Presidential adviser on local policies Dr Hetherwick Ntaba, who is aslo chairperson of National Technical Committee on Abuse of Persons, is lobbying for the application of a death sentence to people convicted of murdering persons with albinism as as a deterrent measure to would-be offenders.
Ntaba told a news conference in Lilongwe that he is in favour of resuming executions in response to rising murder rates of persons with albinism.
Hangman job should be restored, according to Ntaba as he observed that innocent people with albinism are being murdered in the country but the perpetrators are handed lenient sentences not equivalent to their barbaric acts.
“We want the courts to pass stiffer punishments or even death sentences to those that are found guilty of such cases. This will help the country to reduce the killings of people with albinism,” Ntaba said.

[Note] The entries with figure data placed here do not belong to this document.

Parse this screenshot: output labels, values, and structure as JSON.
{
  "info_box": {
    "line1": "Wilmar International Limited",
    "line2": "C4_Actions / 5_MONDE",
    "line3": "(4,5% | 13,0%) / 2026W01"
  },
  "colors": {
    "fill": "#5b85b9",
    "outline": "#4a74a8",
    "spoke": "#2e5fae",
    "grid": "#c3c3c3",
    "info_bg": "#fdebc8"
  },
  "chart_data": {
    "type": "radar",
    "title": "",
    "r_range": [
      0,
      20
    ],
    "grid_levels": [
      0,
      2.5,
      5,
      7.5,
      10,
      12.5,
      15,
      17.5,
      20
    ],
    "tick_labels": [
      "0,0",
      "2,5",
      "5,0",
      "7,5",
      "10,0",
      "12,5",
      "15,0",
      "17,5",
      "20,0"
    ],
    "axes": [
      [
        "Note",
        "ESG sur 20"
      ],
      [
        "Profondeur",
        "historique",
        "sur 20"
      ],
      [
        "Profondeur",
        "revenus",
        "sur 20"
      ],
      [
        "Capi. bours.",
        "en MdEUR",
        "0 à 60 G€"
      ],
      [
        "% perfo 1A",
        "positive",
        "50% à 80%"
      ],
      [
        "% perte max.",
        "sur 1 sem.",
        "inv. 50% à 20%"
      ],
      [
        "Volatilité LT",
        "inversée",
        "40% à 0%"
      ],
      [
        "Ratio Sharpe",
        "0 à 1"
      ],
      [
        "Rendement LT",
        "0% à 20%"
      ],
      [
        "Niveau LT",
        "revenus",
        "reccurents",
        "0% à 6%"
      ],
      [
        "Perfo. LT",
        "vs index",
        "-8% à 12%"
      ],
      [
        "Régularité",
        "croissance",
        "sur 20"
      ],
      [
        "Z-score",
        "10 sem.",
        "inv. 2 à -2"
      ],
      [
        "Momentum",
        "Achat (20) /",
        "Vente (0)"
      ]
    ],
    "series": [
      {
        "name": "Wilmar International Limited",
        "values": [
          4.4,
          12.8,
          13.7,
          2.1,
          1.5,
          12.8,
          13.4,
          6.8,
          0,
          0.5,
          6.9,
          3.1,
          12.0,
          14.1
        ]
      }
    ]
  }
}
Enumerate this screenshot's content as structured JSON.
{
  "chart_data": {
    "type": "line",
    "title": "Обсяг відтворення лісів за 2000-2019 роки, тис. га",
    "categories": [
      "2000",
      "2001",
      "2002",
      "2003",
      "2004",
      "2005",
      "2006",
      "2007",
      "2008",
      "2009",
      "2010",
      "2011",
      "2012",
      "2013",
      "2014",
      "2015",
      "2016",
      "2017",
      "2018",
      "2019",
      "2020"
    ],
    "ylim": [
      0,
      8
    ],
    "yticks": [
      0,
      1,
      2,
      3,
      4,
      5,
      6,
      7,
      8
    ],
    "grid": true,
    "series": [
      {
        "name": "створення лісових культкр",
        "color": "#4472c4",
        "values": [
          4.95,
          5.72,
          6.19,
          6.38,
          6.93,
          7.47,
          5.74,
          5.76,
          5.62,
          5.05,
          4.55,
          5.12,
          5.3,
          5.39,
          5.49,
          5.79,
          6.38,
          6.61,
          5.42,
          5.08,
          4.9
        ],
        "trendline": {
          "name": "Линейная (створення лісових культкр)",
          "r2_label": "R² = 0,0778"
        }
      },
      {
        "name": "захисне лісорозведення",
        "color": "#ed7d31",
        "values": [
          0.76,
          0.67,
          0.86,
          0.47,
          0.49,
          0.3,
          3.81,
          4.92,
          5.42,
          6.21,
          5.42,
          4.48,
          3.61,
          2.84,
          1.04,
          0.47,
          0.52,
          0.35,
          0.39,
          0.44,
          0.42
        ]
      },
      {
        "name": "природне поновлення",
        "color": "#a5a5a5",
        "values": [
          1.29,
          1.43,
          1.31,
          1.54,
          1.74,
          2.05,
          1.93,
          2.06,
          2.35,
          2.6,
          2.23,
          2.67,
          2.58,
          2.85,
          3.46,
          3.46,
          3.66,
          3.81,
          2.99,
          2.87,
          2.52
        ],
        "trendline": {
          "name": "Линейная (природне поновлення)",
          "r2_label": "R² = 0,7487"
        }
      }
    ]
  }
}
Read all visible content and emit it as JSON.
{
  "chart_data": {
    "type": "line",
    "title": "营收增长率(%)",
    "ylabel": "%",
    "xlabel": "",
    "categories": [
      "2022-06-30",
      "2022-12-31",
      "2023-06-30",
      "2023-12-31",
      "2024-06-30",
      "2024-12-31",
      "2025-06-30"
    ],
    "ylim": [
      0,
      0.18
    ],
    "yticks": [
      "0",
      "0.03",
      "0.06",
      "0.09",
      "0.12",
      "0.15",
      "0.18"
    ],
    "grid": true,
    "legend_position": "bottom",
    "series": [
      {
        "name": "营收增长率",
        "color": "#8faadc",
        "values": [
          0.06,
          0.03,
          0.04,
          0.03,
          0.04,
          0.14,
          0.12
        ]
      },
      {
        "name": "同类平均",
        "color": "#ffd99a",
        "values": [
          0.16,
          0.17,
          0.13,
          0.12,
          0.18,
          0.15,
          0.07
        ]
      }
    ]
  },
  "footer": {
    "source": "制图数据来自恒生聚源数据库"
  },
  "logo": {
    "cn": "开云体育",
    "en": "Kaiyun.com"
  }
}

He reminded the nation that laws on death and life sentences are there but some donor partners are against their implementation arguing that they are a violation of human rights.
“I was part of the team which conducted public inquiry on the issue of death sentence as part of consultations for the 1994 Constitution—Malawians overwhelmingly supported the inclusion of death penalty in our laws and I do not think that perception has changed,” he said.
Ntaba said the heinous crimes perpetrated against people with albinism can only come to an end with a stiffer punishment. He said the committee has managed to influence change of the law—amendment of the Anatomy Act to provide for stiff penalties to people who abuse persons with disabilities.
However, Ntaba applauded the progress made in prosecuting such cases with speed and efficiency. He attributed this development to proper coordination and unity among the office of Director of Public Prosecution (DPP), Judiciary and the Police.
According to Ntaba, such a working relationship among these bodies has necessitated speedy delivery of justice in cases involving violation of rights for people with albinism.
“We can confirm that cases of this nature are now being handled by professional magistrates or high courts for proper prosecution and sentencing.
“As of now, the office of the DPP with support from the UNDP is in the process of prosecuting 13 non-murder cases involving persons with albinism in court,” he said.
President for the Association of People with Albinism in Malawi (APAM) Overtone Kondowe commended the Police for stepping up security in the country to protect people living with albinism.
He cited the formation of community policing forums as a good move in checking and protecting people with albinism within their locality.
“We view this as a positive initiative in minimizing cases of attacks and abduction for people with albinism,” Kondowe said.